Diana spent all of her energy on work and when the end of the day came, she was
left with no one.
Harry from “Burn After Reading” also seemed to only foster relationships
that brought pleasure rather than honesty. Harry was charming and skilled with
women, and he seemed to find fleeting fulfillment in juggling one woman after the
next. But because he was dishonest, no one knew the real Harry and Harry was in
truth left alone. So caught up in his affairs, Harry was oblivious to the fact that his
marriage was failing and his own wife was having an affair. This life of dates and
casual sex turned out to be a life of paranoia and true loneliness. If he had had a
friend by his side, he may not have been allowed to lie to himself for so long. He also
may not have had the need to lie to himself in order to create what he thought
would make him happy.
Virtuous friendships, on the other hand, outweigh the riches that a booming
career could bring. Aristotle was aware of the difference between these two
friendships many years ago. Virtuous friendships happen when people show
themselves to another, with no intention to judge or abuse. When you have a true
friendship, someone else is able to love you for who you are, not what you can do,
and this includes the fallacies of every person.

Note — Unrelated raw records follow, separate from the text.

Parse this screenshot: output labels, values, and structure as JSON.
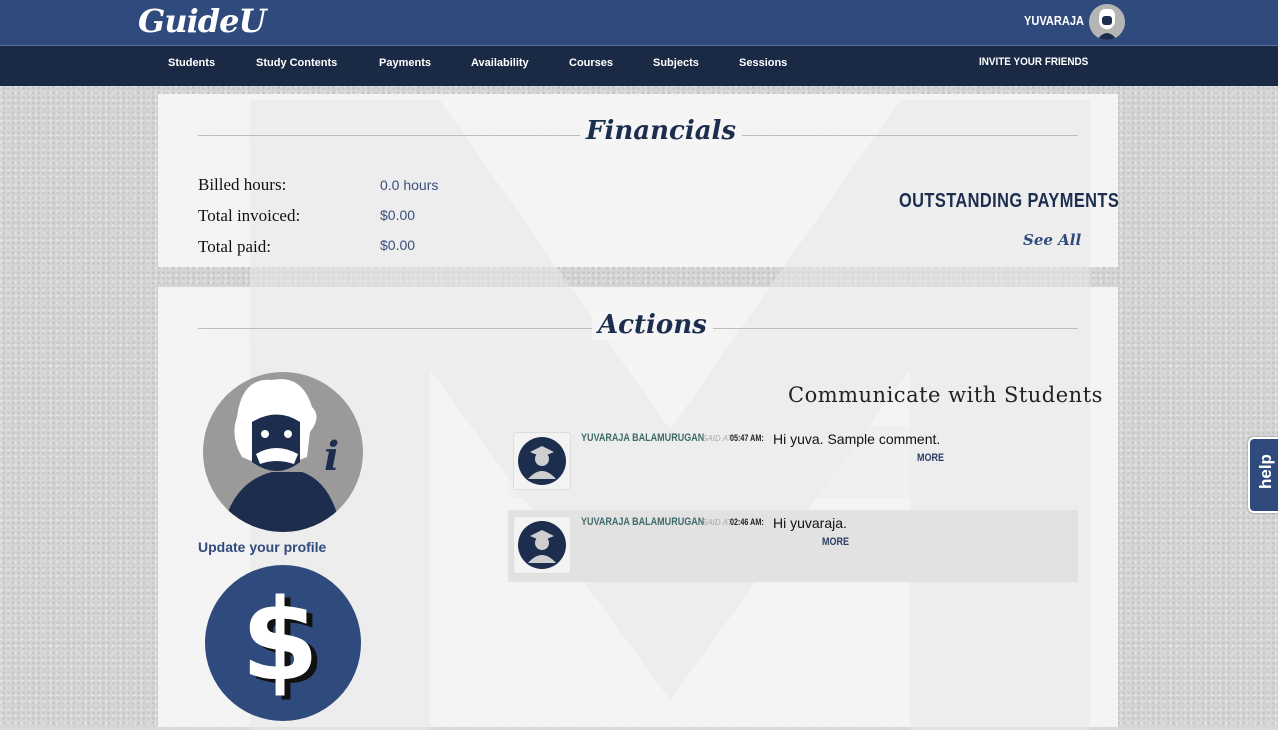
{
  "header": {
    "logo": "GuideU",
    "username": "YUVARAJA"
  },
  "nav": {
    "items": [
      "Students",
      "Study Contents",
      "Payments",
      "Availability",
      "Courses",
      "Subjects",
      "Sessions"
    ],
    "invite": "INVITE YOUR FRIENDS"
  },
  "financials": {
    "title": "Financials",
    "billed_label": "Billed hours:",
    "billed_value": "0.0 hours",
    "invoiced_label": "Total invoiced:",
    "invoiced_value": "$0.00",
    "paid_label": "Total paid:",
    "paid_value": "$0.00",
    "outstanding_title": "OUTSTANDING PAYMENTS",
    "see_all": "See All"
  },
  "actions": {
    "title": "Actions",
    "update_profile": "Update your profile",
    "communicate_title": "Communicate with Students",
    "messages": [
      {
        "name": "YUVARAJA BALAMURUGAN",
        "said_at": "SAID AT",
        "time": "05:47 AM:",
        "text": "Hi yuva. Sample comment.",
        "more": "MORE"
      },
      {
        "name": "YUVARAJA BALAMURUGAN",
        "said_at": "SAID AT",
        "time": "02:46 AM:",
        "text": "Hi yuvaraja.",
        "more": "MORE"
      }
    ]
  },
  "help": {
    "label": "help"
  },
  "colors": {
    "brand": "#2f4a7c",
    "nav": "#1b2a44",
    "title": "#1c2d4e"
  }
}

Andy from “The Devil Wears Prada” was rich in true friendships before she
started working for Miranda. At the beginning of the film, the friends cheer to good
times and jobs that just “pay the rent.” Their jobs were secondary and they made
each other number one. They were happy even though they didn’t have a lot of
money. However, when Andy began to change, her true friendships did too. Her
friends noticed that she was putting them on the back burner and her relationship
with her boyfriend was suffering as well. Her friend of 16 years did not hesitate to
remind Andy of who she was before she let the magazine industry change her. This
is a great service that only true friends can provide; the mirror in which to see
ourselves. Andy was too caught up in her job to see that the things that really
mattered were changing, but her friend was able to point it out to her.
It is also important to note that true friends are forgiving. People change
and falter, but a friendship that has grown over years should be able to withstand
some of that. Andy went back to her boyfriend and friend to apologize, and he was
able to forgive her. He knew that there still remained a true and honest person
under all of the fashionable clothes and because he was able to wait and forgive her,
both were able to regain the relationship in the end.
Friends also help us to live more virtuously. If we are fostering relationships
that include trust, respect, and unconditional love, we in turn become a more
compassionate and morally noble person. We help our friends and ask for nothing
in return. In return, we receive help and more unconditional love. Friends also help
us to remind us of who we are and what is of true importance to us, keeping us
grounded and free from reckless self-deception (Aristotle Nic. Ethics Book VIII).
In conclusion I believe it is true friendship that makes us rich. Aristotle said
this years ago when he questioned us to create a purpose for our prosperity without
friends. When someone is selfish and greedy with their prosperity and wealth, they
lose sight of what is naturally meant to make us happy: each other. Money and
objects will never be able to give back, therefore we do not use the term “love” to
describe the relationship. But people however, can provide a great service to us that
can never be bought (Aristotle Nic. Ethics Book VIII). Through each other we
become stronger, have more help, and know ourselves in a way that can be analyzed
and create a truly happy life.
Aristotle. Nicomachean Ethics Book VIII. 350 B. C. E.